Like the PREVAIL Act, the PERA Act, introduced by Senators Thom Tillis (R-NC) and Chris Coons (D-DE) and intended to address patent eligibility under 35 U.S.C. § 101, also seems pretty good on paper.  Consider this June 2023 press release on the bill’s introduction:

There is now widespread bipartisan agreement in Congress and across all recent administrations that reforms are necessary to restore the United States to a position of global strength and leadership in key areas of technology and innovation, such as medical diagnostics, biotechnology, personalized medicine, artificial intelligence, 5G, and blockchain.

The Patent Eligibility Restoration Act achieves this critical goal by restoring patent eligibility to important inventions across many fields while also resolving legitimate concerns over the patenting of mere ideas, the purported discovery of which already exists in nature, and social and cultural content that everyone agrees is beyond the scope of the patent system. In short, this system is aimed at promoting technology-based innovation.

And again from The Inventor’s Project:

[D]esigned to clear up the confusion caused by recent court rulings on what can be patented under section 101 of the U.S. Code.  The Act aims to eliminate all judicial exceptions to patent eligibility, maintaining the current categories of what can be patented while adding specific exclusions.  Importantly, it clarifies that sections 102, 103, and 112 will still dictate the requirements for getting a patent, but these requirements won’t affect the initial eligibility decision.  This change is meant to make things more straightforward for everyone involved in the patent process, from inventors to judges to patent officials.

But as AAM notes in a March 2024 letter opposing S. 2140:

Section 101 is critically important to AAM and its members.  Because of two statutory schemes, the Hatch-Waxman Act and the [BPCIA], generic and biosimilar companies generally must address patent issues before launching a product through costly and protracted patent litigation.  Eliminating invalid patents under § 101 enables generic and biosimilar companies to streamline pharmaceutical litigation.  Because § 101 can be addressed at the outset of a case, § 101 is a useful tool for generic and biosimilar companies to avoid burdensome discovery and trim the number of asserted patents, which in some cases amounts to dozens.  This in turn can allow generic and biosimilar companies to launch their products sooner, providing patients with earlier access to more affordable medications.

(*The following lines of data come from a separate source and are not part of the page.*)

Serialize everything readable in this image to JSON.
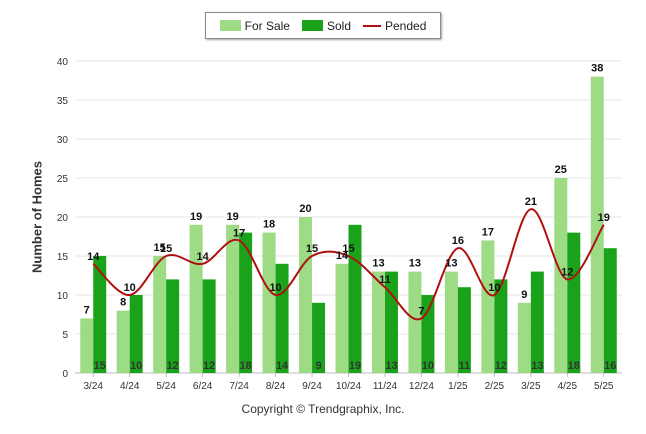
{
  "legend": {
    "for_sale": "For Sale",
    "sold": "Sold",
    "pended": "Pended"
  },
  "colors": {
    "for_sale": "#9edb85",
    "sold": "#1aa31a",
    "pended": "#b01010",
    "grid": "#e6e6e6"
  },
  "credit": "Copyright © Trendgraphix, Inc.",
  "chart_data": {
    "type": "bar",
    "categories": [
      "3/24",
      "4/24",
      "5/24",
      "6/24",
      "7/24",
      "8/24",
      "9/24",
      "10/24",
      "11/24",
      "12/24",
      "1/25",
      "2/25",
      "3/25",
      "4/25",
      "5/25"
    ],
    "series": [
      {
        "name": "For Sale",
        "type": "bar",
        "values": [
          7,
          8,
          15,
          19,
          19,
          18,
          20,
          14,
          13,
          13,
          13,
          17,
          9,
          25,
          38
        ]
      },
      {
        "name": "Sold",
        "type": "bar",
        "values": [
          15,
          10,
          12,
          12,
          18,
          14,
          9,
          19,
          13,
          10,
          11,
          12,
          13,
          18,
          16
        ]
      },
      {
        "name": "Pended",
        "type": "line",
        "smooth": true,
        "values": [
          14,
          10,
          15,
          14,
          17,
          10,
          15,
          15,
          11,
          7,
          16,
          10,
          21,
          12,
          19
        ]
      }
    ],
    "ylabel": "Number of Homes",
    "ylim": [
      0,
      40
    ],
    "yticks": [
      0,
      5,
      10,
      15,
      20,
      25,
      30,
      35,
      40
    ],
    "grid": true,
    "legend_position": "top-center"
  }
}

The PERA Act would not only minimize these benefits of § 101, but it would make it easier for brand-name biologic companies to obtain less innovative patents, leading to higher drug prices. . . .  The PERA Act would abolish § 101’s careful test for eligibility and would open the floodgates to non-innovative patents.

So . . . beware of Roger “Verbal” Kint.  Who you ask?  You might know him better as: Keyser Söze.